During the Communist era, which did not exactly nurture independent thought, a number of local designers who were as good as the best couturiers in the world, managed to stand out. In the mid-1950s, for example, Vyacheslav Zaitsev was a young designer who had just completed his studies with honors. In the context of certain leniencies granted during the Khrushchev period, the promising designer got the chance of a lifetime: to design a line of work clothes for the female workers in the kolkhozes. In spite of a less-than-encouraging beginning, Zaitsev managed to impress everyone with his daring and creativity.

For instance, he used watercolors to embellish valenki (traditional felt boots) at his show. The attempt to introduce some color into the gray, daily grind was too much for the government, however, and his collection was not approved for production. The pictures from the show reached the West, amazed the arbiters of public opinion in the fashion world and aroused enthusiastic responses. Designer Pierre Cardin called Zaitsev an "equal among equals"; the French press called him "the Red Dior." In spite of, and because of, his success abroad, Zaitsev's path to the West was closed and he arrived there only 30 years later. Inside Russia he continued to be the trailblazer, and for years was the only one to become a brand name in fashion. Finally in 1982 Zaitsev managed to convince the authorities to allow him to open his own fashion house.

Local empire

Valentin Yudashkin's world is today a fashion and design empire. He designs lines of haute couture, casual fashion, jewelry, perfume and fine crystal. His breakthrough was meteoric. His first collection was inspired by Faberge eggs, which are known the world over as one of the pinnacles of design. This collection was displayed at fashion week in Paris in 1991 and was hugely successful; indeed, one of his dresses was even purchased by the Louvre. Yudashkin made his way up the ladder, straight into the Paris and Milan fashion weeks, and captured his place of honor with the help of surprising and exciting collections that he still displays each year.

With the fall of Communism, Russia quickly began to adopt Western habits, including in the area of fashion. The field virtually began to develop out of nowhere: New names began to appear, such as Igor Chapurin, Alena Akhmadulina, Sultana Frantsuzova and others, who were born into the "new order" in Russia. For them communism was a source of inspiration rather than a reality, but they still "suffered" from the national memory of horrible local products.
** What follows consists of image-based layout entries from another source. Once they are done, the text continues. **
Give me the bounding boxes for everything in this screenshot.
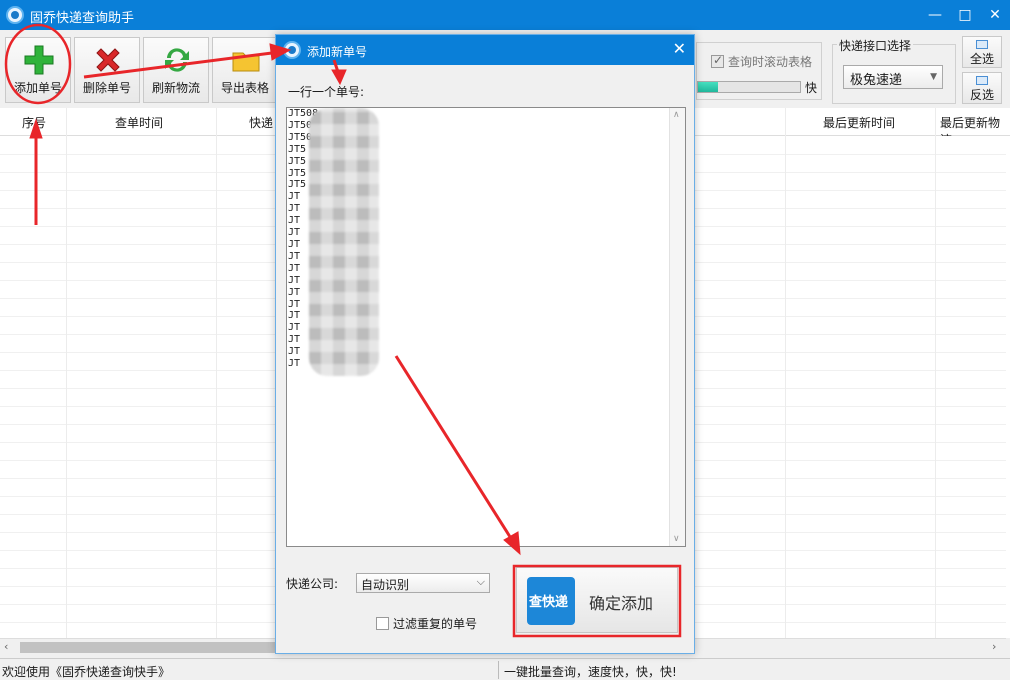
confirm-add-button[interactable]: 查快递 确定添加	[516, 567, 678, 633]
refresh-icon	[165, 48, 189, 72]
courier-company-label: 快递公司:	[286, 577, 339, 591]
add-number-label: 添加单号	[13, 81, 62, 95]
speed-progress-bar	[697, 81, 801, 93]
window-title-bar: 固乔快递查询助手 — □ ✕	[0, 0, 1010, 30]
courier-company-select[interactable]: 自动识别 ⌵	[356, 573, 490, 593]
dialog-title-bar: 添加新单号 ✕	[276, 35, 694, 65]
delete-x-icon	[96, 48, 120, 72]
query-express-logo-text: 查快递	[529, 595, 569, 610]
query-options-group: 查询时滚动表格 快	[696, 42, 822, 100]
scroll-right-arrow-icon[interactable]: ›	[992, 640, 996, 653]
filter-duplicates-checkbox[interactable]: 过滤重复的单号	[376, 615, 477, 632]
status-bar: 欢迎使用《固乔快递查询快手》 一键批量查询，速度快，快，快!	[0, 658, 1010, 680]
courier-company-value: 自动识别	[361, 578, 410, 592]
refresh-logistics-label: 刷新物流	[151, 81, 200, 95]
column-divider	[216, 108, 217, 638]
privacy-blur	[309, 108, 379, 376]
column-header-courier[interactable]: 快递	[249, 114, 273, 131]
confirm-add-label: 确定添加	[589, 594, 654, 613]
column-divider	[785, 108, 786, 638]
scroll-up-arrow-icon[interactable]: ∧	[673, 110, 680, 120]
speed-progress-fill	[698, 82, 719, 92]
export-table-button[interactable]: 导出表格	[212, 37, 278, 103]
status-separator	[498, 661, 499, 679]
column-header-index[interactable]: 序号	[22, 114, 46, 131]
query-express-logo-icon: 查快递	[527, 577, 575, 625]
checkbox-checked-icon	[711, 53, 724, 68]
courier-api-value: 极兔速递	[850, 73, 903, 88]
app-logo-icon	[6, 6, 24, 24]
minimize-button[interactable]: —	[924, 4, 946, 26]
refresh-logistics-button[interactable]: 刷新物流	[143, 37, 209, 103]
select-all-icon	[976, 40, 988, 49]
speed-label: 快	[805, 81, 818, 95]
dialog-app-icon	[283, 41, 301, 59]
select-all-button[interactable]: 全选	[962, 36, 1002, 68]
tracking-numbers-textarea[interactable]: JT508 JT50 JT50 JT5 JT5 JT5 JT5 JT JT JT JT JT JT JT J…	[286, 107, 686, 547]
status-welcome-text: 欢迎使用《固乔快递查询快手》	[2, 665, 171, 679]
plus-icon	[24, 45, 54, 75]
column-header-query-time[interactable]: 查单时间	[115, 114, 163, 131]
maximize-button[interactable]: □	[954, 4, 976, 26]
invert-select-button[interactable]: 反选	[962, 72, 1002, 104]
status-slogan-text: 一键批量查询，速度快，快，快!	[504, 665, 677, 679]
invert-select-icon	[976, 76, 988, 85]
courier-api-title: 快递接口选择	[837, 37, 914, 54]
delete-number-button[interactable]: 删除单号	[74, 37, 140, 103]
export-table-label: 导出表格	[220, 81, 269, 95]
scroll-table-label: 查询时滚动表格	[728, 55, 813, 69]
select-all-label: 全选	[969, 52, 994, 66]
filter-duplicates-label: 过滤重复的单号	[393, 617, 478, 631]
scroll-table-checkbox[interactable]: 查询时滚动表格	[711, 53, 812, 70]
add-number-dialog: 添加新单号 ✕ 一行一个单号: JT508 JT50 JT50 JT5 JT5 JT5 JT…	[275, 34, 695, 654]
close-button[interactable]: ✕	[984, 4, 1006, 26]
folder-icon	[232, 52, 260, 72]
delete-number-label: 删除单号	[82, 81, 131, 95]
courier-api-select[interactable]: 极兔速递 ▼	[843, 65, 943, 89]
dialog-title: 添加新单号	[307, 45, 368, 59]
column-divider	[66, 108, 67, 638]
scroll-left-arrow-icon[interactable]: ‹	[4, 640, 8, 653]
textarea-scrollbar[interactable]: ∧ ∨	[669, 108, 685, 546]
dropdown-arrow-icon: ▼	[930, 72, 937, 82]
column-divider	[935, 108, 936, 638]
add-number-button[interactable]: 添加单号	[5, 37, 71, 103]
scroll-down-arrow-icon[interactable]: ∨	[673, 534, 680, 544]
window-title: 固乔快递查询助手	[30, 11, 135, 26]
column-header-last-update-time[interactable]: 最后更新时间	[823, 114, 895, 131]
dialog-close-button[interactable]: ✕	[673, 39, 686, 58]
chevron-down-icon: ⌵	[476, 575, 485, 588]
checkbox-unchecked-icon	[376, 617, 389, 630]
invert-select-label: 反选	[969, 88, 994, 102]
dialog-instruction: 一行一个单号:	[288, 85, 365, 99]
courier-api-group: 快递接口选择 极兔速递 ▼	[832, 37, 956, 104]
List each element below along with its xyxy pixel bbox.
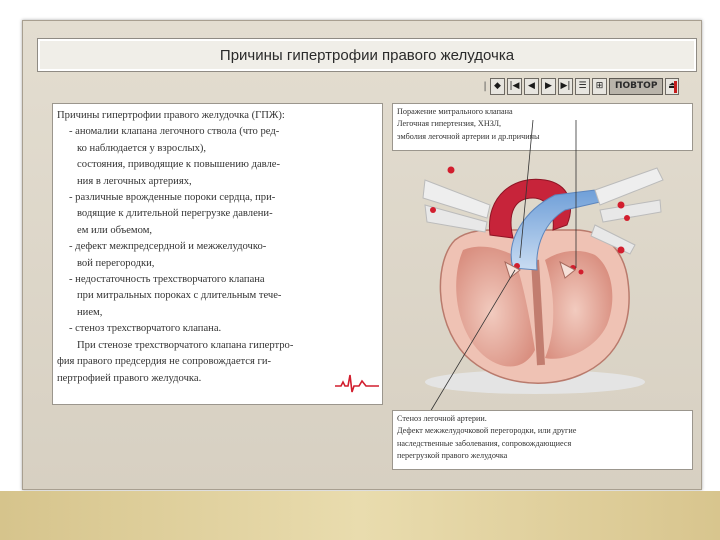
diamond-icon: ◆ bbox=[494, 81, 501, 91]
contents-button[interactable]: ☰ bbox=[575, 77, 590, 95]
callout-line: Дефект межжелудочковой перегородки, или … bbox=[397, 426, 577, 436]
arrow-left-icon: ◀ bbox=[528, 81, 535, 91]
callout-line: Легочная гипертензия, ХНЗЛ, bbox=[397, 119, 502, 129]
callout-line: Поражение митрального клапана bbox=[397, 107, 513, 116]
last-slide-button[interactable]: ▶| bbox=[558, 77, 573, 95]
skip-forward-icon: ▶| bbox=[560, 81, 571, 91]
callout-mitral-lesion: Поражение митрального клапана Легочная г… bbox=[392, 103, 693, 151]
footer-band bbox=[0, 491, 720, 540]
text-line: ко наблюдается у взрослых), bbox=[77, 142, 207, 154]
list-icon: ☰ bbox=[578, 81, 587, 91]
skip-back-icon: |◀ bbox=[509, 81, 520, 91]
toolbar-separator: | bbox=[483, 80, 487, 92]
text-line: - различные врожденные пороки сердца, пр… bbox=[69, 192, 276, 204]
search-icon: ⊞ bbox=[595, 81, 604, 91]
text-line: пертрофией правого желудочка. bbox=[57, 372, 202, 384]
text-line: - дефект межпредсердной и межжелудочко- bbox=[69, 241, 267, 253]
text-line: - стеноз трехстворчатого клапана. bbox=[69, 323, 222, 335]
text-line: - недостаточность трехстворчатого клапан… bbox=[69, 274, 265, 286]
text-line: при митральных пороках с длительным тече… bbox=[77, 290, 282, 302]
heart-illustration bbox=[422, 166, 664, 394]
text-line: фия правого предсердия не сопровождается… bbox=[57, 356, 272, 368]
text-line: - аномалии клапана легочного ствола (что… bbox=[69, 126, 280, 138]
prev-slide-button[interactable]: ◀ bbox=[524, 77, 539, 95]
callout-line: Стеноз легочной артерии. bbox=[397, 414, 487, 423]
callout-pulmonary-stenosis: Стеноз легочной артерии. Дефект межжелуд… bbox=[392, 410, 693, 470]
callout-line: эмболия легочной артерии и др.причины bbox=[397, 131, 540, 141]
ecg-wave-icon bbox=[335, 374, 379, 393]
navigation-toolbar: | ◆ |◀ ◀ ▶ ▶| ☰ ⊞ ПОВТОР ⏏ bbox=[482, 76, 680, 96]
text-line: нием, bbox=[77, 306, 103, 318]
text-line: водящие к длительной перегрузке давлени- bbox=[77, 208, 273, 220]
repeat-button[interactable]: ПОВТОР bbox=[609, 77, 664, 95]
exit-icon: ⏏ bbox=[668, 81, 677, 91]
first-slide-button[interactable]: |◀ bbox=[507, 77, 522, 95]
repeat-label: ПОВТОР bbox=[615, 81, 658, 91]
causes-text-panel: Причины гипертрофии правого желудочка (Г… bbox=[52, 103, 383, 405]
slide-title: Причины гипертрофии правого желудочка bbox=[37, 38, 697, 72]
text-line: ния в легочных артериях, bbox=[77, 175, 192, 187]
text-line: Причины гипертрофии правого желудочка (Г… bbox=[57, 110, 285, 121]
callout-line: наследственные заболевания, сопровождающ… bbox=[397, 438, 572, 448]
next-slide-button[interactable]: ▶ bbox=[541, 77, 556, 95]
slide-title-text: Причины гипертрофии правого желудочка bbox=[219, 46, 515, 64]
text-line: состояния, приводящие к повышению давле- bbox=[77, 159, 281, 171]
exit-button[interactable]: ⏏ bbox=[665, 77, 680, 95]
help-button[interactable]: ◆ bbox=[490, 77, 505, 95]
text-line: При стенозе трехстворчатого клапана гипе… bbox=[77, 339, 294, 351]
search-button[interactable]: ⊞ bbox=[592, 77, 607, 95]
text-line: ем или объемом, bbox=[77, 224, 153, 236]
callout-line: перегрузкой правого желудочка bbox=[397, 451, 508, 461]
arrow-right-icon: ▶ bbox=[545, 81, 552, 91]
text-line: вой перегородки, bbox=[77, 257, 155, 269]
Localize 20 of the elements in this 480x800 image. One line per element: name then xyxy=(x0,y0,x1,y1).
Even today Russian fashion designers have a long way to go for their clothing to enter the mindset of the local consumer. Only in the past two years have their designs begun to take their place in the wardrobes of high-society women in Moscow.

Today the local market is definitely well established, but at the same time it is still hard to define fashion in Russia as a developed industry. From the beginning, the leaders in the field understood that one of the ways to promote and develop it is by holding fashion weeks, as is common in the West. If one fashion week per season sufficed for fashion capitals like Paris and Milan, for Moscow that was definitely not enough. In the mid-1990s there were three to five competing fashion weeks during each season. On the one hand, this led to the awakening of the local fashion market, whose wares were displayed alongside those of top designers from all over the world; on the other hand, the large number of shows created confusion and friction. These events sometimes took place simultaneously, and private clients and buyers alike pleaded for some order. Over the years the organizers got together and today there are only two parallel fashion weeks in Moscow, twice as many as in cities in the rest of the world.

The "deficit" of the Communist era left a deep impression on Russian society. The Russians are still incapable of taking abundance for granted. It will take many years until there is a new generation that does not suffer from the trauma of the past. But meanwhile the mysterious Dostoevsky-like Russian soul is wrapped in the finest garb.